Ignora il divieto di avvicinamento, ma il braccialetto elettronico ha funzionato: arrestato a Crotone
CROTONE – Ha violato il divieto di avvicinamento imposto dal giudice, ma è stato tradito dal braccialetto elettronico che era obbligato a indossare. Un uomo di 49 anni è stato arrestato in flagranza di reato dai Carabinieri della Compagnia di Crotone, dopo essere stato localizzato a soli 120 metri dall’abitazione della madre, la persona che non avrebbe potuto avvicinare.
L’operazione è scattata nelle scorse ore, quando la Centrale Operativa dei Carabinieri ha ricevuto il segnale di allarme dal dispositivo elettronico. Il sistema ha rilevato che l’uomo aveva oltrepassato il perimetro di sicurezza impostogli. Una pattuglia, già impegnata in un servizio di controllo del territorio, è stata immediatamente dirottata sul posto.

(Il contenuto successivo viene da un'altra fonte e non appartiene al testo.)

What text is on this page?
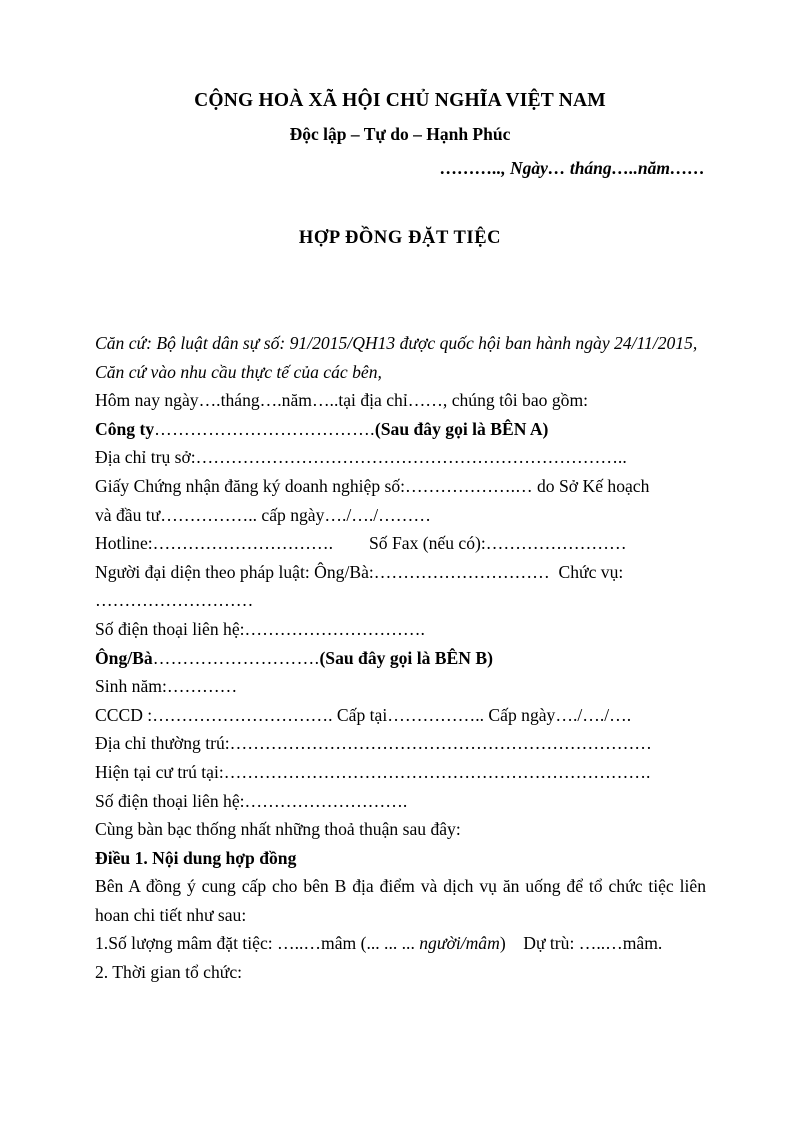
CỘNG HOÀ XÃ HỘI CHỦ NGHĨA VIỆT NAM
Độc lập – Tự do – Hạnh Phúc
……….., Ngày… tháng…..năm……
HỢP ĐỒNG ĐẶT TIỆC
Căn cứ: Bộ luật dân sự số: 91/2015/QH13 được quốc hội ban hành ngày 24/11/2015,
Căn cứ vào nhu cầu thực tế của các bên,
Hôm nay ngày….tháng….năm…..tại địa chỉ……, chúng tôi bao gồm:
Công ty……………………………….(Sau đây gọi là BÊN A)
Địa chỉ trụ sở:………………………………………………………………..
Giấy Chứng nhận đăng ký doanh nghiệp số:……………….… do Sở Kế hoạch
và đầu tư…………….. cấp ngày…./…./………
Hotline:…………………………. Số Fax (nếu có):……………………
Người đại diện theo pháp luật: Ông/Bà:…………………………  Chức vụ:
………………………
Số điện thoại liên hệ:………………………….
Ông/Bà……………………….(Sau đây gọi là BÊN B)
Sinh năm:…………
CCCD :…………………………. Cấp tại…………….. Cấp ngày…./…./….
Địa chỉ thường trú:………………………………………………………………
Hiện tại cư trú tại:……………………………………………………………….
Số điện thoại liên hệ:……………………….
Cùng bàn bạc thống nhất những thoả thuận sau đây:
Điều 1. Nội dung hợp đồng
Bên A đồng ý cung cấp cho bên B địa điểm và dịch vụ ăn uống để tổ chức tiệc liên hoan chi tiết như sau:
1.Số lượng mâm đặt tiệc: …..…mâm (... ... ... người/mâm)    Dự trù: …..…mâm.
2. Thời gian tổ chức:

I militari hanno rintracciato e bloccato il 49enne in palese violazione delle prescrizioni. L’intervento tempestivo ha permesso di scongiurare ogni potenziale pericolo per la vittima, mettendola in sicurezza.
Il provvedimento restrittivo, che prevedeva l’allontanamento dalla casa familiare e il divieto di avvicinamento con applicazione del braccialetto, era stato emesso dall’Autorità Giudiziaria a seguito di reiterate condotte di maltrattamento precedentemente denunciate dalla madre.
L’arresto si inserisce nel quadro delle attività di prevenzione e controllo del territorio coordinate dal Comando Provinciale di Crotone, d’intesa con la Procura della Repubblica diretta dal dott. Domenico Guarascio.